Flynn’s 2015 and 2016 financial filings indicate he helped plan a joint U.S.-Russia program to supply nuclear reactors to the Arab world. The plan was for the U.S. and Russia to help volatile Arab nations secure nuclear power plants and develop safe disposal methods for radioactive waste, according to Newsweek.
At the time, Flynn was an adviser to the consulting firm X-Co Dynamics Inc./Iron Bridge Group. The firm hired him to create a security network for the reactors, according to an internal memo from a company involved that was obtained by Newsweek.
“It [the plan] was designed to set the conditions for stability which were the precursors to building 40 plants,” reads an explanation on the project obtained by Newsweek.

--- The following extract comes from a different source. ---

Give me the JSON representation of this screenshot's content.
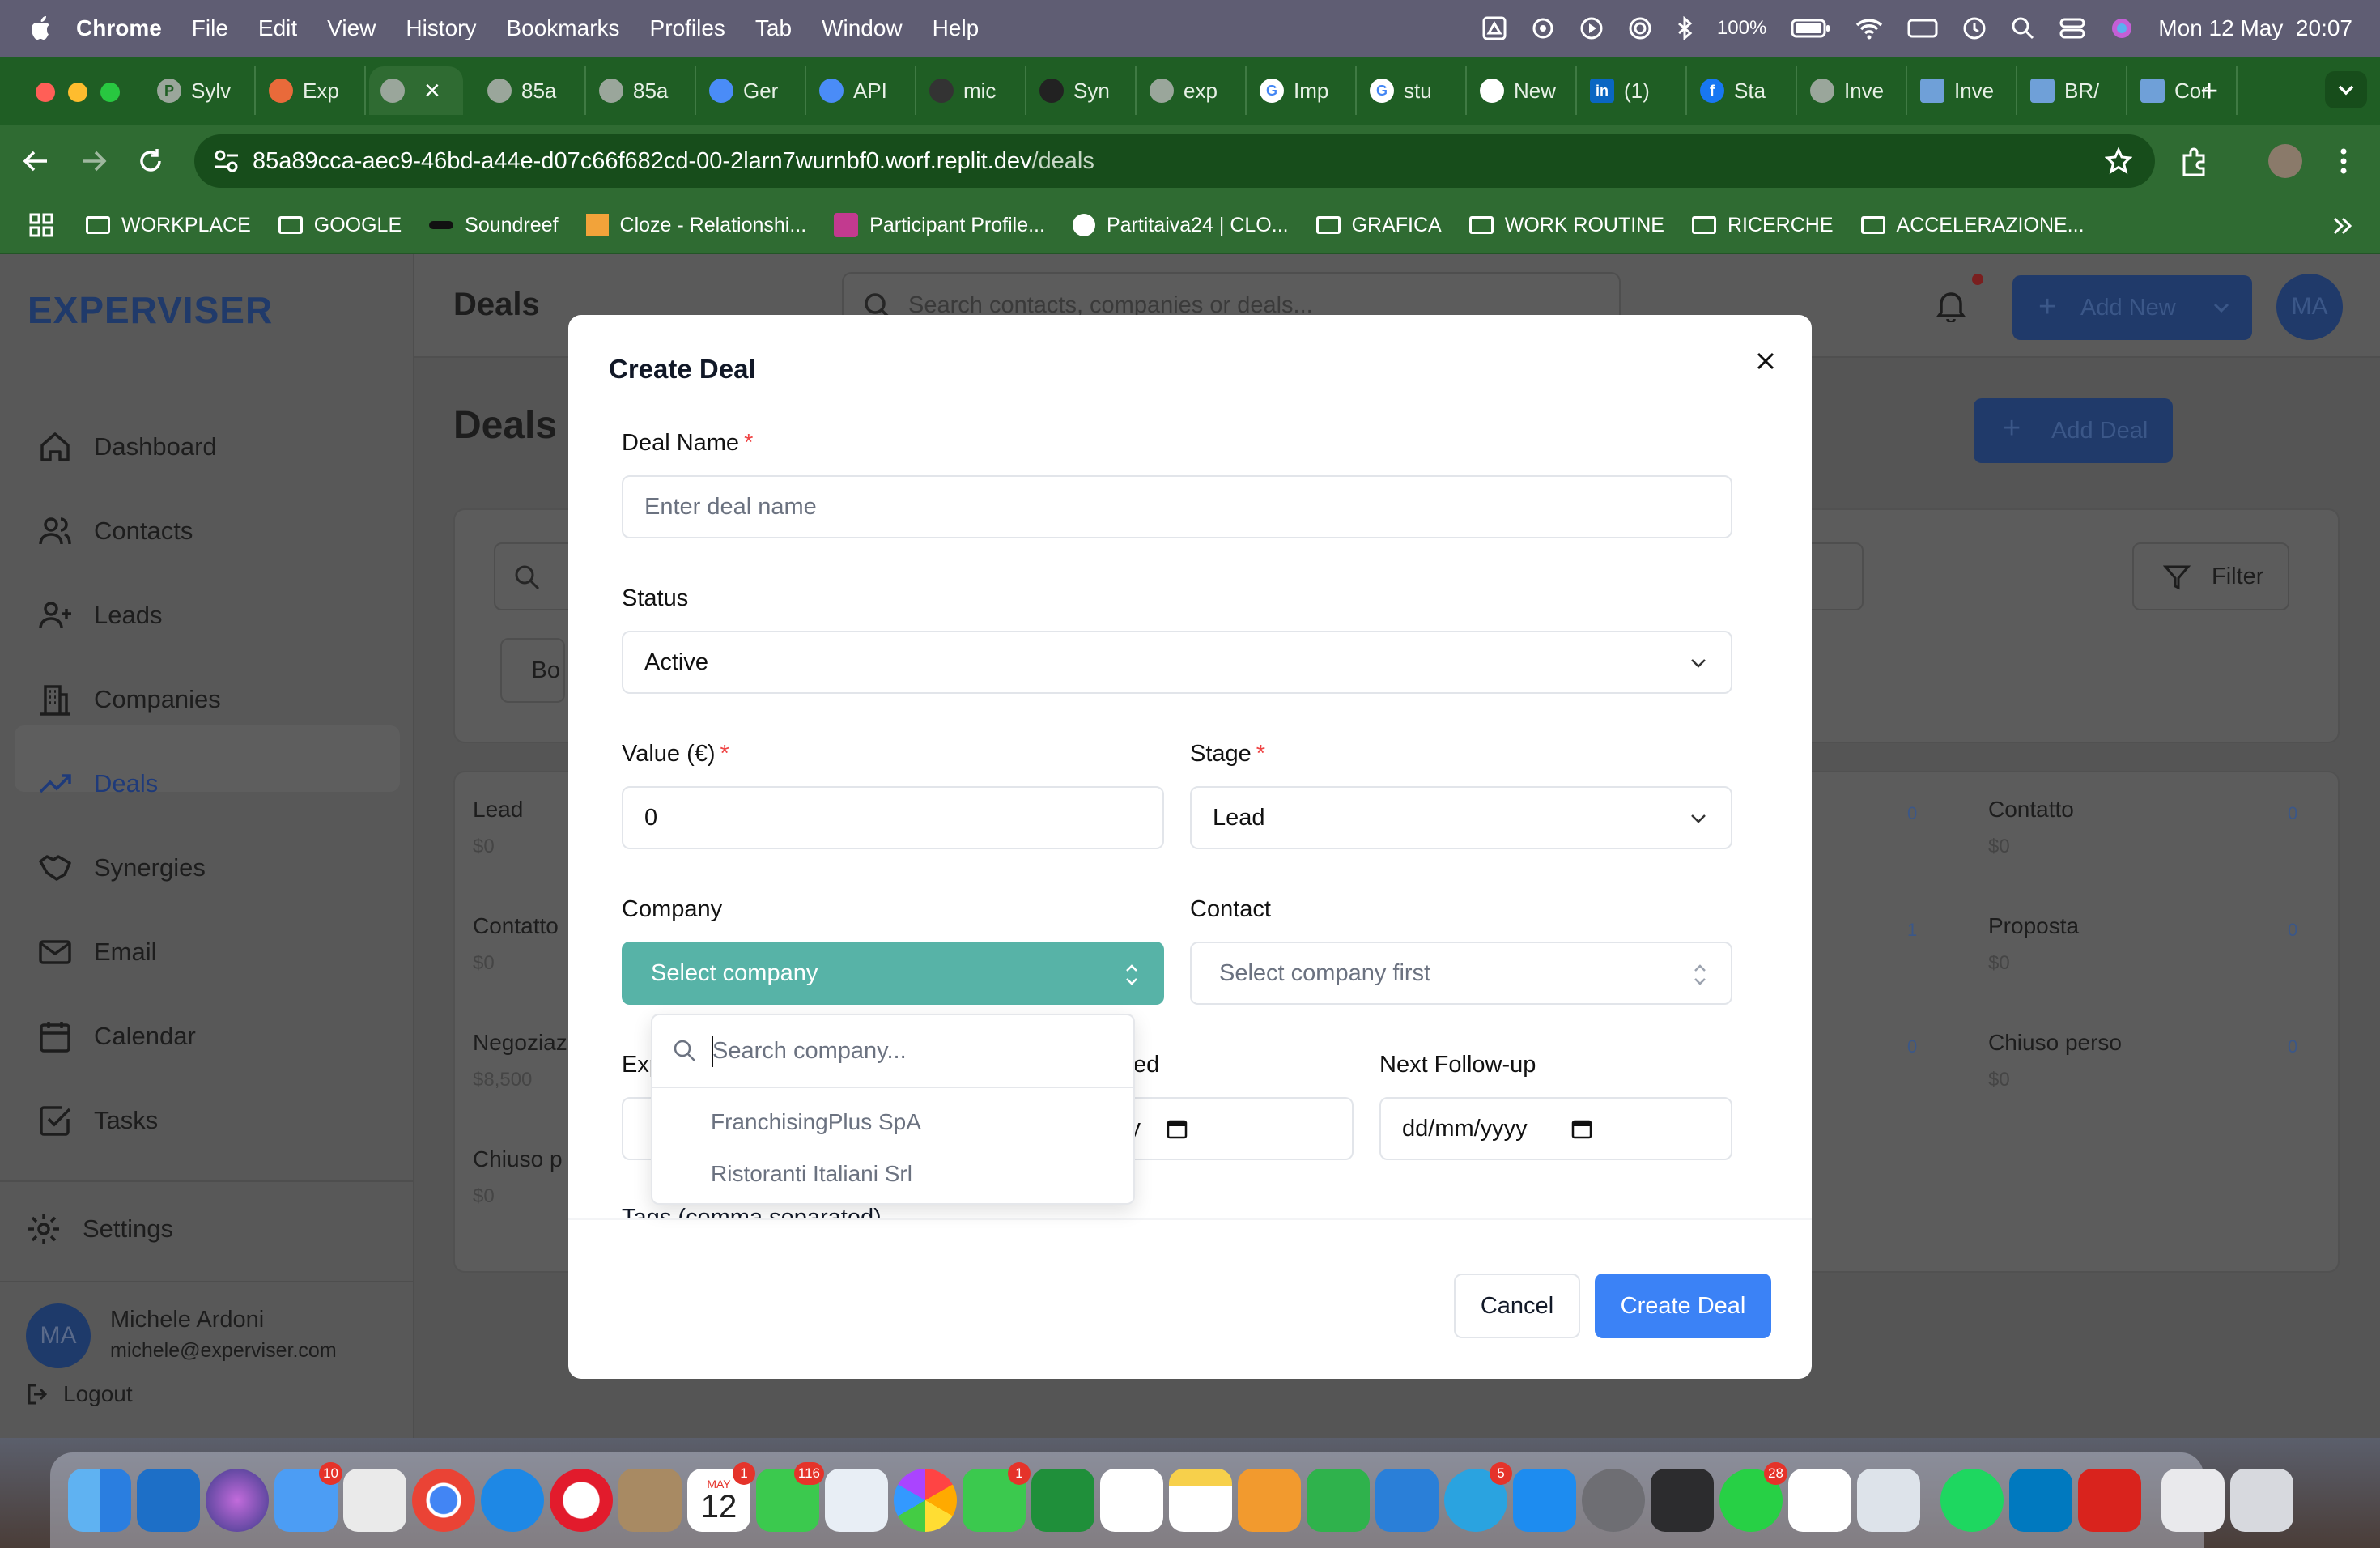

The plan would “solidify the GCC [Gulf Cooperation Council], Jordan, Egypt under a security construct, led by two superpowers, using state of the art capability.”
The U.S. nuclear industry was losing contracts to Russian and South Korean companies, so Flynn was hired to come up with a $1 trillion plan that was “funded entirely by Saudi Arabia and other Gulf countries,” according to the memo. Another goal was to improve U.S.-Russian relations, but it was ultimately killed by opposition from the Obama administration.
Flynn did not respond to requests for comment from Newsweek.
Flynn resigned in February after he lied to Vice President Mike Pence that he had not discussed sanctions on a call with the Russian Ambassador Sergey Kislyak. Leaked intelligence showed he had discussed sanctions.
The United Arab Emirates (UAE) completed the Arab world’s first nuclear reactor in May, signaling a regional shift away from natural gas-fired electricity. The UAE planned to build a nuclear reactor since 2006, thanks to financial help from Saudi Arabia and other Sunni Muslim countries, as well as technical assistance from France and Iran.
The nuclear power plant is set to begin commercial electricity sometime next year. Transitioning the UAE to nuclear power is an attempt to free up more of the country’s vast natural gas reserves for export. The UAE gets nearly 100 percent of its electricity from natural gas.
Many other nuclear reactors are planned for the Middle East. Saudi Arabia plans to construct 16 nuclear power reactors over the next 20 years at a cost of more than $80 billion. The first reactor should come online in 2022.